3. EXERCISE! This has been the most effective stress reliever I have found. If you are able to do aerobic exercises at the gym or run, this is effective in dissipating nervous energy. The hardest part is getting myself to the gym. I could talk myself out of it many times (too tired, too stressed, too weak, headache), but once I get there and finish, I feel much better and sleep much better at night too. In fact, at the time when I was writing this, I was planning to skip today’s exercise class (”too tired, too weak, too hungry, too late, this article needed to be finished”). However, I stopped and drove to the gym to do an aerobics class. Now I’m back and I feel much better.

4. Smell the flowers. I’m not talking figuratively; I’m talking literally. If you have flowers in the house, stop and smell them. If you don’t, visit the supermarket and head for the flowers section. Sometimes watching “The Amazing World of Animals” on television has a similar effect, if you like animals.

5. Call EAP (Employee Assistance Program) - it’s free and it’s there to help. Employers often pay for 3-6 counseling visits.

Please do not underestimate what stress can do. My depression relapse was, in fact, triggered by work-related stress.

Talk therapy

I believe in combination therapy for the treatment of depression: combining medication therapy with psychotherapy. Depression is a vicious cycle of a biochemical imbalance and destructive or unproductive behavior/thought patterns. Many experts agree that psychotherapy is a powerful tool for helping depressed patients explore core thought processes and behaviors that can exacerbate the depression.
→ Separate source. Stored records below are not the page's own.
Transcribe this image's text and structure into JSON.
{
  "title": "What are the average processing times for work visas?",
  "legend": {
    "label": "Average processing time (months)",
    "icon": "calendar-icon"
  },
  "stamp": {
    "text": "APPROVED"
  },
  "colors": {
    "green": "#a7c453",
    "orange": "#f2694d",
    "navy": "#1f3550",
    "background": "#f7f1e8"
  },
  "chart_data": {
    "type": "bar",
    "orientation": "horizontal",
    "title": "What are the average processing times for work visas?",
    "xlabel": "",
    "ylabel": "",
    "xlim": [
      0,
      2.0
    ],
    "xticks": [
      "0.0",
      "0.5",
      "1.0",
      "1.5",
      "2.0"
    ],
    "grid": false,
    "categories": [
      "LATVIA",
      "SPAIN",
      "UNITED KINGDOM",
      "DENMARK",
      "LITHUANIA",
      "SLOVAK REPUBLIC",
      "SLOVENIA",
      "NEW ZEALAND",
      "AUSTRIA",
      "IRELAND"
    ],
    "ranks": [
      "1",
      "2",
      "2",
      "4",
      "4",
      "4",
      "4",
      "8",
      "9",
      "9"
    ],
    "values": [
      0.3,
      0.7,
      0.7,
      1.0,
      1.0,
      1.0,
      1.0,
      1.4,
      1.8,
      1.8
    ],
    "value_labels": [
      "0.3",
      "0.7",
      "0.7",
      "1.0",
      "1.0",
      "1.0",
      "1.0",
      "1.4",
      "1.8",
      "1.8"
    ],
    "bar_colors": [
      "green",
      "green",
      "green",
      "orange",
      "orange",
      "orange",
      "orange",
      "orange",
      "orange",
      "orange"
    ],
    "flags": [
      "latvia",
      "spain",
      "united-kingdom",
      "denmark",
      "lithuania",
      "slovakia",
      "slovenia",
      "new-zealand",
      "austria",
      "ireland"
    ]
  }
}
Medication is often necessary to overcome the chemical imbalances in depression. Managing psychological reactions to external triggers that occur through the day can only help with the recovery process. Even the most analytical individual may not always step back from the situation and look at what is happening objectively. I went through the phase of “if I were so smart, I can talk myself through it.” Then, I meet a mental “wall” in the face of an emotional or environmental trigger. Even as I consciously knew that I was repeating a pattern, I felt powerless to overcome the reactionary behavior. Psychotherapy helps trip my old behavioral wires so I can establish new, productive coping skills.

Cry. it’s good for you!I see the medication therapy as giving me a window of opportunity so that what I have learned from talk therapy can “sink in and take lasting effect”. Medication had gotten me out of bed to be functional (this is especially critical for severely depressed patients who could not imagine life beyond the next minute). Psychotherapy helped me gain insight into conditioned patterns of thinking. This helped me manage unproductive emotional reactions before I became overwhelmed.

Finally, it is helpful to look at therapy as Dr. Alan Siegel at Cambridge Hospital in Boston puts it: “It is hard to resolve depression without tears.”